Improvements in glassmaking technology during the Middle Ages led to a wide variety of styles taking shape throughout the next few hundred years.

These are some of the characteristics of different antique mirrors by era:

  • Gothic: Gothic mirrors often had an oak frame, intricate carvings and an arch shape
  • Baroque: Frames typically had gold or silver gilding
  • Rococo: The frames were often made of walnut or mahogany wood, gilded, ornate and very heavy
  • Neoclassical: Frames still had gilding, but tended to have simpler designs
  • Georgian: The frames had a wider range of colours and styles - swing mirrors were common, for example
  • Regency: Gold gilding was very popular - many had architectural columned frames, carved eagles on the top, or leaf motifs
  • Victorian: Often overmantel mirrors, the very ornate and well-decorated frames were sometimes made of metal, but also darker wood such as rosewood

Attributing a mirror to its specific period of time will make it easier to value. So make sure you read more about the history of mirrors.

The impact of rarity on antique mirror value

Older mirrors are often more likely to show signs of wear and tear

As you would expect, the older the mirror, the more valuable it tends to be.

However, older mirrors are often more likely to show signs of wear and tear - there are advantages and disadvantages to this, which we’ll discuss later on.

Yet the older the mirror, the rarer it’s likely to be and therefore, it should be more appealing to collectors.

As a result, older antique mirrors tend to have higher values.

The back of the mirror

Check to see if the back of the mirror is made of wood. If it is, that’s a good sign - most antique mirrors had wooden backings.

In contrast, a mirror backing made of paper is not a good sign - there’s a high chance that it’s not an antique at all.

On the back of the mirror, if you’re lucky you may be able to see some markings that indicate when it was made.

There could be a date, trademark, or engraved label referencing the place of origin or maker.

Glass condition and antique mirror value

Imperfections are proof that the mirror is an antique

Contrary to what you might expect, colour blemishes in the glass should have a positive impact on the antique mirror’s value.

The mercury oxidises over time, creating cloudy spots or blotches near the edges or across the surface.

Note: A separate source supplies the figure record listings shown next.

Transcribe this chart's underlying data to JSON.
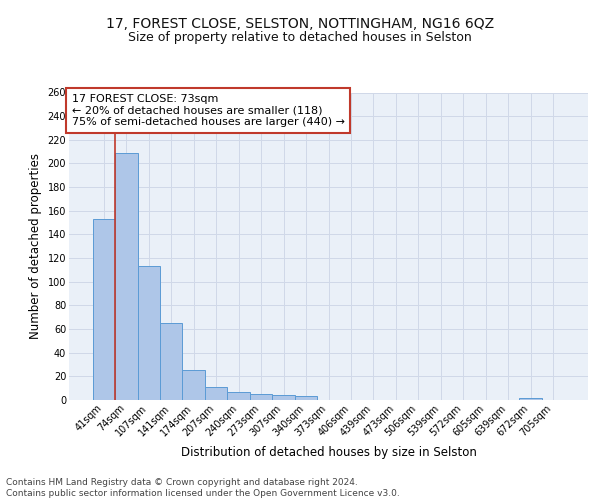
{
  "title1": "17, FOREST CLOSE, SELSTON, NOTTINGHAM, NG16 6QZ",
  "title2": "Size of property relative to detached houses in Selston",
  "xlabel": "Distribution of detached houses by size in Selston",
  "ylabel": "Number of detached properties",
  "bin_labels": [
    "41sqm",
    "74sqm",
    "107sqm",
    "141sqm",
    "174sqm",
    "207sqm",
    "240sqm",
    "273sqm",
    "307sqm",
    "340sqm",
    "373sqm",
    "406sqm",
    "439sqm",
    "473sqm",
    "506sqm",
    "539sqm",
    "572sqm",
    "605sqm",
    "639sqm",
    "672sqm",
    "705sqm"
  ],
  "bar_heights": [
    153,
    209,
    113,
    65,
    25,
    11,
    7,
    5,
    4,
    3,
    0,
    0,
    0,
    0,
    0,
    0,
    0,
    0,
    0,
    2,
    0
  ],
  "bar_color": "#aec6e8",
  "bar_edge_color": "#5b9bd5",
  "vline_x": 1.0,
  "vline_color": "#c0392b",
  "annotation_text": "17 FOREST CLOSE: 73sqm\n← 20% of detached houses are smaller (118)\n75% of semi-detached houses are larger (440) →",
  "annotation_box_color": "#ffffff",
  "annotation_box_edge": "#c0392b",
  "ylim": [
    0,
    260
  ],
  "yticks": [
    0,
    20,
    40,
    60,
    80,
    100,
    120,
    140,
    160,
    180,
    200,
    220,
    240,
    260
  ],
  "grid_color": "#d0d8e8",
  "background_color": "#eaf0f8",
  "footer_text": "Contains HM Land Registry data © Crown copyright and database right 2024.\nContains public sector information licensed under the Open Government Licence v3.0.",
  "title1_fontsize": 10,
  "title2_fontsize": 9,
  "xlabel_fontsize": 8.5,
  "ylabel_fontsize": 8.5,
  "tick_fontsize": 7,
  "annotation_fontsize": 8,
  "footer_fontsize": 6.5
}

The glass should also have a slightly grey or yellow hue and may have some ‘bubbles’ on the surface.

These imperfections are proof that the mirror is an antique and therefore, more likely to be valuable. In contrast, perfect glass means that the mirror is probably modern.

Man-made damage to the glass, such as cracks, could decrease an antique mirror’s value though.

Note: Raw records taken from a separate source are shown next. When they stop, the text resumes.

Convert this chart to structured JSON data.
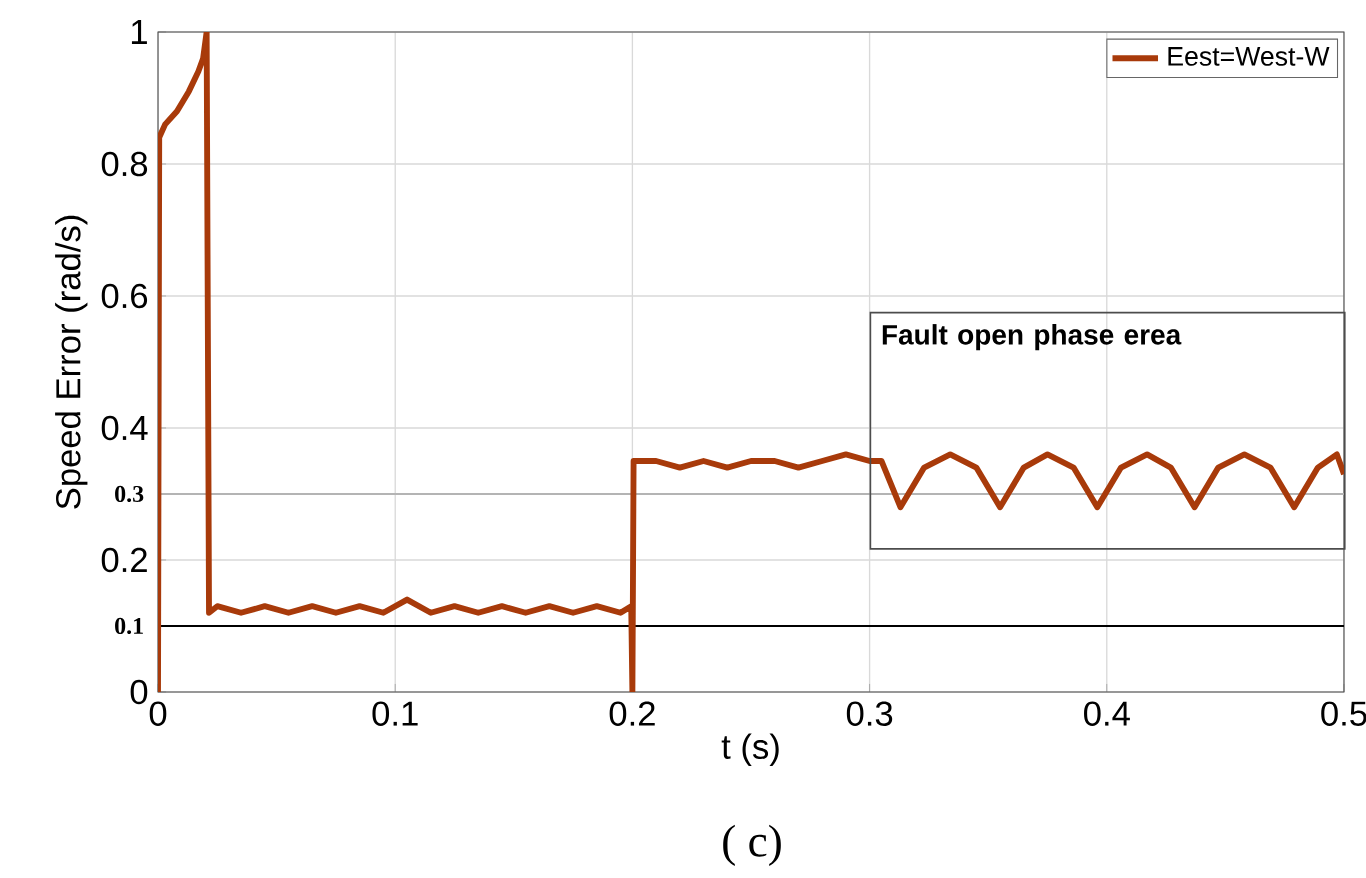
{
  "chart_data": {
    "type": "line",
    "xlabel": "t (s)",
    "ylabel": "Speed Error (rad/s)",
    "xlim": [
      0,
      0.5
    ],
    "ylim": [
      0,
      1
    ],
    "xticks": [
      0,
      0.1,
      0.2,
      0.3,
      0.4,
      0.5
    ],
    "yticks": [
      0,
      0.2,
      0.4,
      0.6,
      0.8,
      1
    ],
    "grid": true,
    "legend": "top right",
    "line_style": "solid",
    "marker": "none",
    "x": [
      0,
      0.0005,
      0.003,
      0.008,
      0.013,
      0.017,
      0.019,
      0.0205,
      0.0215,
      0.025,
      0.035,
      0.045,
      0.055,
      0.065,
      0.075,
      0.085,
      0.095,
      0.105,
      0.115,
      0.125,
      0.135,
      0.145,
      0.155,
      0.165,
      0.175,
      0.185,
      0.195,
      0.1995,
      0.2,
      0.2005,
      0.21,
      0.22,
      0.23,
      0.24,
      0.25,
      0.26,
      0.27,
      0.28,
      0.29,
      0.3,
      0.305,
      0.313,
      0.323,
      0.334,
      0.345,
      0.355,
      0.365,
      0.375,
      0.386,
      0.396,
      0.406,
      0.417,
      0.427,
      0.437,
      0.447,
      0.458,
      0.469,
      0.479,
      0.489,
      0.497,
      0.5
    ],
    "series": [
      {
        "name": "Eest=West-W",
        "color": "#a83a0a",
        "values": [
          0,
          0.84,
          0.86,
          0.88,
          0.91,
          0.94,
          0.96,
          1.0,
          0.12,
          0.13,
          0.12,
          0.13,
          0.12,
          0.13,
          0.12,
          0.13,
          0.12,
          0.14,
          0.12,
          0.13,
          0.12,
          0.13,
          0.12,
          0.13,
          0.12,
          0.13,
          0.12,
          0.13,
          0,
          0.35,
          0.35,
          0.34,
          0.35,
          0.34,
          0.35,
          0.35,
          0.34,
          0.35,
          0.36,
          0.35,
          0.35,
          0.28,
          0.34,
          0.36,
          0.34,
          0.28,
          0.34,
          0.36,
          0.34,
          0.28,
          0.34,
          0.36,
          0.34,
          0.28,
          0.34,
          0.36,
          0.34,
          0.28,
          0.34,
          0.36,
          0.33
        ]
      }
    ],
    "ref_lines": [
      {
        "axis": "y",
        "value": 0.1,
        "label": "0.1",
        "color": "#000000"
      },
      {
        "axis": "y",
        "value": 0.3,
        "label": "0.3",
        "color": "#b4b4b4"
      }
    ],
    "annotations": [
      "Fault open phase erea",
      "( c)"
    ]
  }
}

Frame condition and antique mirror value

Finally, there should be some clues in the mirror frame that will reveal how old it is - the design may be reflective of its era.

Antique mirrors were handmade, so there could be signs of imperfections in the frame.

A perfect, mass-produced frame is a sign of a more modern, less valuable mirror.

Similar to the glass, the frame should show some signs of wear and tear too - but again, cracks may reduce the value.

Final thoughts: how to identify your antique mirror’s value

If you found this guide helpful, you may also like our articles on how to get your antiques valued, as well as how to sell your antiques.

Our last piece of advice when trying to work out your antique mirror’s value is to watch out for counterfeit pieces - we’ve written previously about how to spot fake antiques.

Looking to buy an antique mirror? Make sure you only go to reputable sellers of antiques - they should have good reviews and be members of trusted organisations, such as LAPADA or CINOA.